Scotland will have more tax-raising powers, more control over welfare spending and the structure of its welfare system and the Scottish Parliament will gain more control over the organisation of elections, which opens the possibility of 16 and 17-year-olds getting the vote. But none of these is the most significant detail.
On p26, paragraph 95 (5) of the report is the sub-heading “Borrowing Powers”. The report states that: “Scotland’s fiscal framework should provide sufficient, additional borrowing powers to ensure budgetary stability and provide safeguards to smooth Scottish public spending in the event of economic shocks.
“The Scottish Government should also have sufficient borrowing powers to support capital investment, consistent with a sustainable overall UK fiscal framework.”
This new borrowing power is fiscally and politically the most significant change that is being suggested today. The details are scant, and a reassurance is given that: “Borrowing powers should be set within an overall Scottish fiscal framework and subject to fiscal rules agreed by the Scottish and UK Governments based on clear economic principles.”

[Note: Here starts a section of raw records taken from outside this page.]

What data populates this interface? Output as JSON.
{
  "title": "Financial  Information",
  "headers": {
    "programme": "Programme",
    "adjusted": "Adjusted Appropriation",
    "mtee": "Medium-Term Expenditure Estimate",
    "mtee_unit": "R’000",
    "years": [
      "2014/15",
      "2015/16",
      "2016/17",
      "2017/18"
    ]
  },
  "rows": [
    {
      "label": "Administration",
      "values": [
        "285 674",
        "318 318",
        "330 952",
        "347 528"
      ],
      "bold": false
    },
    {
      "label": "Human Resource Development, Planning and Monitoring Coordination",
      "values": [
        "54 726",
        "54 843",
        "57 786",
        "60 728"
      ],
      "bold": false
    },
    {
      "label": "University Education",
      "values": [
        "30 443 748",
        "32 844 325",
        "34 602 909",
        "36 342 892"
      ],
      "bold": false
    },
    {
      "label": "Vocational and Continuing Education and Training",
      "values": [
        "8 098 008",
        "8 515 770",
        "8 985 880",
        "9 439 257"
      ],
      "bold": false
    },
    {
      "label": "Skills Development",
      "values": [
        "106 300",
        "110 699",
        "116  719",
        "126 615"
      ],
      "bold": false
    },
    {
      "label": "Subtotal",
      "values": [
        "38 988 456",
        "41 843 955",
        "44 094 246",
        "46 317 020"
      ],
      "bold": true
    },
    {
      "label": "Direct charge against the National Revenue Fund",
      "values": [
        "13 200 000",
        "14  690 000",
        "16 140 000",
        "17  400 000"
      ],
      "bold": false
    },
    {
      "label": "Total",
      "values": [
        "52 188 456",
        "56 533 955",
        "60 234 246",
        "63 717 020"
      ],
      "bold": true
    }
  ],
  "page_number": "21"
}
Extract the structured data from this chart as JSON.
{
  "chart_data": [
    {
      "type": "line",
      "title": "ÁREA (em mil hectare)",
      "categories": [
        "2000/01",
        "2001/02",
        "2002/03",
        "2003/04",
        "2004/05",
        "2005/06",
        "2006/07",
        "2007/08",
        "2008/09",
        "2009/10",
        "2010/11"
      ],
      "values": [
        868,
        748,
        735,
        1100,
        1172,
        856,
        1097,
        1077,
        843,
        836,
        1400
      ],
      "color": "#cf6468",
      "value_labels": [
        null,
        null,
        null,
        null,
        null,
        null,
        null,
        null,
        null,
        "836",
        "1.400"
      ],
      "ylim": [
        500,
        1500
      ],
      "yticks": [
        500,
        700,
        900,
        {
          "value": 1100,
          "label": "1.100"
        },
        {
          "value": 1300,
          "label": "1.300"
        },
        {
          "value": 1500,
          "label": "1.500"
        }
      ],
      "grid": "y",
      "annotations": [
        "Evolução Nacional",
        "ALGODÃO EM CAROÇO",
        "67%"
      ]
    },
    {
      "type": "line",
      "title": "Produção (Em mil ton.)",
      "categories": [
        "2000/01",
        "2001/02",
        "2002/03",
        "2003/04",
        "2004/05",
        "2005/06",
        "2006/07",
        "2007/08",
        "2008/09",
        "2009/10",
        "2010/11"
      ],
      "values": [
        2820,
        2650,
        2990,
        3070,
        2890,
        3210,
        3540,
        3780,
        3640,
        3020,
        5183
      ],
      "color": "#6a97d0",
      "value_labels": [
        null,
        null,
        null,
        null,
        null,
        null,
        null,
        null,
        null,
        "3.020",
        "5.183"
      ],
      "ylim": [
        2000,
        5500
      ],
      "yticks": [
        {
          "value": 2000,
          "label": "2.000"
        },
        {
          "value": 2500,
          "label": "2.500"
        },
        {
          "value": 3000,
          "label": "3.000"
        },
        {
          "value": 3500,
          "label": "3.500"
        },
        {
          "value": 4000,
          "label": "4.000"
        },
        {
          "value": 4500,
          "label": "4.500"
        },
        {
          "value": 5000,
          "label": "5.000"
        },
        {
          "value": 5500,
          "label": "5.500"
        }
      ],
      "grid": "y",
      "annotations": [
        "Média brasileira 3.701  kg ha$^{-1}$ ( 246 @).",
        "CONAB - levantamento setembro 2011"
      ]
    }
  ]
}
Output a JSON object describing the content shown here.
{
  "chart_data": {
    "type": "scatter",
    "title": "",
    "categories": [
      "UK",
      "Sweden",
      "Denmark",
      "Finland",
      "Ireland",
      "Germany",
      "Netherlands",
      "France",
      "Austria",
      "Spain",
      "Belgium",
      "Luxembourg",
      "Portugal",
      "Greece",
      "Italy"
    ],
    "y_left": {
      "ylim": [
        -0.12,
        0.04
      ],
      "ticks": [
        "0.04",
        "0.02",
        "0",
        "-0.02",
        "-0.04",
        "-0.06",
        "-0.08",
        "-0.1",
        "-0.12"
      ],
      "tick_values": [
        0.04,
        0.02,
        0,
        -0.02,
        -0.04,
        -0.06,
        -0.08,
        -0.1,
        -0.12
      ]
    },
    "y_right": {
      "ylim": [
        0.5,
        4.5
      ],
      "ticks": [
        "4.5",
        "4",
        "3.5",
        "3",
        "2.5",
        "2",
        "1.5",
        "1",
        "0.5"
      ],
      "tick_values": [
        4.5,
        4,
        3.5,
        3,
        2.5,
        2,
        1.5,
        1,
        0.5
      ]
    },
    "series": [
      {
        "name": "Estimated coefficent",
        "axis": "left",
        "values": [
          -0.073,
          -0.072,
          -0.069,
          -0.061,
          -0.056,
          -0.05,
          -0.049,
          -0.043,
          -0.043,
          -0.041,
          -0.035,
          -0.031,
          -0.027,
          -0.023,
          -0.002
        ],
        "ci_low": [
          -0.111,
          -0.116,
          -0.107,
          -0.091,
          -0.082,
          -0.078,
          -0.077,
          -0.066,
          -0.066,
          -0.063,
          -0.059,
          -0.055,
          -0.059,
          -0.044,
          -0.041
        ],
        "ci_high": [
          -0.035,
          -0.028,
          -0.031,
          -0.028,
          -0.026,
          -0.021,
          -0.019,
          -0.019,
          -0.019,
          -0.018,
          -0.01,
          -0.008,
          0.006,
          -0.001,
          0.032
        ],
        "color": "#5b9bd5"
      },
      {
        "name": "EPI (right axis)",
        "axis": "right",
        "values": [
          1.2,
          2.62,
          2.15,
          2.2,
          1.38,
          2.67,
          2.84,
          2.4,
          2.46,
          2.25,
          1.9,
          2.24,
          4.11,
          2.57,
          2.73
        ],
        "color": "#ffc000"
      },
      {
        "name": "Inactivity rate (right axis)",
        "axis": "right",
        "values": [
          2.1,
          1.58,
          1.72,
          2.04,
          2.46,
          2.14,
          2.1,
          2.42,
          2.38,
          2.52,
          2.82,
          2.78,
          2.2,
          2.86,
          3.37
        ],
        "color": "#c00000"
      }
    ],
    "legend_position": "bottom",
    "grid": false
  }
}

The consequences of this change are potentially enormous. Consider the position of an individual or organisation that, for whatever reason, wants to buy UK government debt and is presented with the option of buying sovereign bonds from either the London government or the Scottish. International investors and institutions will inevitably prefer the more familiar UK debt, meaning that to attract lenders, the Scottish government will have to offer a higher rate of interest to lenders. If these changes are put through and Scotland is given borrowing powers, then its borrowing costs will be higher than those of the London government.
To make sure that the spread between Westminster and Holyrood debt did not widen too far, the Bank of England would have to stand behind the Scottish Parliament’s debt. That assurance could not be given without at least a Westminster parliamentary vote and it is not certain that MPs would vote for monetary union with Scotland while ceding control over borrowing. That arrangement—monetary union without political union—was a central characteristic of the Eurozone catastrophe. Devolving borrowing power to Scotland has the potential to become the most dangerous subject in UK politics.